Cold Justice
What do a Rolling Stone cover, boy shorts and the 2009 Ouray Ice Festival have in common? Stephen Koch has graced all three.

What do a Rolling Stone cover, boy shorts and the 2009 Ouray Ice Festival have in common? Stephen Koch has graced all three. On January 10, Koch, wearing nothing more than skin-tight blue Speedos, the mandatory competitor’s bib and fruit boots, tied in to tackle Ouray’s mixed-climbing competition route. With a $2,000 first-place prize, and a crowd of as many as 1,000 spectators lined up like Antarctic penguins along the snowy rim of Colorado’s Uncompaghre Gorge, the mixed comp is one of America’s most anticipated climbing events.
Koch, celebrated for his spine-chilling snowboard descents, seemed relaxed as he flexed his ample thighs and buttocks. Buffed as a Chippendales dancer and with the obvious cajones to match, he dispatched the route’s initial ice pillar, then dry-tooled into the business: a steep overhang with bad feet. For a few minutes, maybe five (maybe 20), Koch manhandled the long pulls. A foot cut loose and Koch swung out and twisted, giving onlookers an eyeful of brown belly fuzz. He regained his feet, hacked again, and dropped into space. The crowd, which had expected great things from the man in the blue underpants, whimpered like children who had dropped their ice-cream cones on the sidewalk.
And so it went. Competitors climbed to roughly the same spot in the rocky roof and melted off their tools. For a while it seemed as if the route — said to be between M10 and M12 — had a bug-zapper-like death ray that fried anyone who tried to get past the blue light. Either that, or the diabolical Vince Anderson, who had set the course, had smeared whale oil on everyone’s tool handles.
Some spectators groused about the field being thin, none of the crushing Euros, preoccupied with a World Cup ice comp on the same weekend, had crossed the Atlantic. Eighteen of 20 competitors, including the four women, pitched less than a third of the way up the rock section, and the point was well taken until Josh Wharton stepped up to bat.
Standing next to me in snow up to his crotch, the photographer John Evans had, after six hours of staring through that little peephole in his camera, gone rotten in the head. He packed up his camera just as Wharton, climbing second to last, slipped on his Asolo Comp XTs and exhaled a spume of hot breath into the crisp winter air.
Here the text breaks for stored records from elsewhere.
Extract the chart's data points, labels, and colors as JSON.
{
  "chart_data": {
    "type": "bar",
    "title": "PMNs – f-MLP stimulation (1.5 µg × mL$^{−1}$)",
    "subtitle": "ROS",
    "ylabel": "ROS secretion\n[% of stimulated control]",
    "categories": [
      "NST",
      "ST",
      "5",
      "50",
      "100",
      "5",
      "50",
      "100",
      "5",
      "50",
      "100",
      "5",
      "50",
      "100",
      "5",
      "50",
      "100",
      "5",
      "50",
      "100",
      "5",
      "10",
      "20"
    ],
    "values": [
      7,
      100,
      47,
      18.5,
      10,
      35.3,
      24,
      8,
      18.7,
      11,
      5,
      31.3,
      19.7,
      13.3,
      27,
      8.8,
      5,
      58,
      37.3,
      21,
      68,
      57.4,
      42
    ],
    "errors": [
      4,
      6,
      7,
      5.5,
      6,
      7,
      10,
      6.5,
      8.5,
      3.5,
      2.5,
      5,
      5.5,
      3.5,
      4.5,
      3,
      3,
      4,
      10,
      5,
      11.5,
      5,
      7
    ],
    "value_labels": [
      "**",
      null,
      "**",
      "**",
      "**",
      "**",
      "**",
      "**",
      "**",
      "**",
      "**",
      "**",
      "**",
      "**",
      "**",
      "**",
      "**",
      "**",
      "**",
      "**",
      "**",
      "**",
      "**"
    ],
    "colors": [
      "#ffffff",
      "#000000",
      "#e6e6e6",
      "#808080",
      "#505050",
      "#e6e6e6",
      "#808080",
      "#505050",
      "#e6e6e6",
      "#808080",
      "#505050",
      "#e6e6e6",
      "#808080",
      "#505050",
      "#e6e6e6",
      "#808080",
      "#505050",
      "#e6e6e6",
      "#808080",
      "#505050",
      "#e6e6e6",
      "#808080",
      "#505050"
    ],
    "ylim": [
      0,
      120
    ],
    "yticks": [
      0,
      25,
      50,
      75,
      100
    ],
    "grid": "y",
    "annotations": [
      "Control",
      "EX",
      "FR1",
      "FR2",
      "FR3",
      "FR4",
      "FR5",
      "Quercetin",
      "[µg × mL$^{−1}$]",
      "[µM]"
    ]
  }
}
“Dude,” I said to Evans. “You better get your stuff back out.”
“You think?” Evans asked. “But I don’t have a 300 2.8, and we’re too far away for me to get the money shot with my 70-200.”
“Never show up at a professional event without a 300 2.8 again!” I spat. “Wharton is going to win, you old fool.”
I could tell I had hurt John, who is actually a dear friend, but he needed a sharp smacking, so I felt good about that.
Meanwhile, not three feet from us, the shooter David Clifford blazed away with a super-telephoto Canon 300 2.8, complete with image stabilization and monopod. Badda, badda, badda.
This is like cheating, he yelled as he punched the air with his fist like a Hell’s Angel who had just chain-whipped two little old grannies. Money! Money!
Josh Wharton was my favorite to win. Last winter, he nearly onsighted my mixed testpiece, but, being a gracious visitor, was kind enough to miss a clip and fall 25 feet to the ground. What a great guy!
In Carbondale, we consider Wharton a homeboy even if he lives 50 miles away in Rifle. Wharton is an artist in any climbing medium: strong as a full-grown python, and able to glide V10, 5.13 and M10 in a week. So, we’ve adopted him as our own and climb vicariously through him, which is exhausting in itself.
Wharton hucked out the roof like a chimp on sugar. Hooking and tapping along the rock, he progressed for some 10 minutes until his feet cut. Cursing, he chewed off his rubber gloves and spit them into the gorge for a better grip. It worked, and a few feet later he closed in on the exit, a footless curtain of white water ice.
Wharton smacked the ice, but his tool bounced off the kryptonite. Earlier, and unknown to him, he had torqued his pick in a placement, bending it like a lead nail. Wharton chopped and chopped but the gnar was just too great, and he too succumbed to the invisible force, plunging with a mighty grunt into the chasm.
For his efforts Wharton pocketed two grand. The Eastern strongman Will Mayo tagged second and Mathieu Audibert, who climbed last, finished in third. In the women’s, Dawn Glanc and Zoe Hart placed first and second, respectively.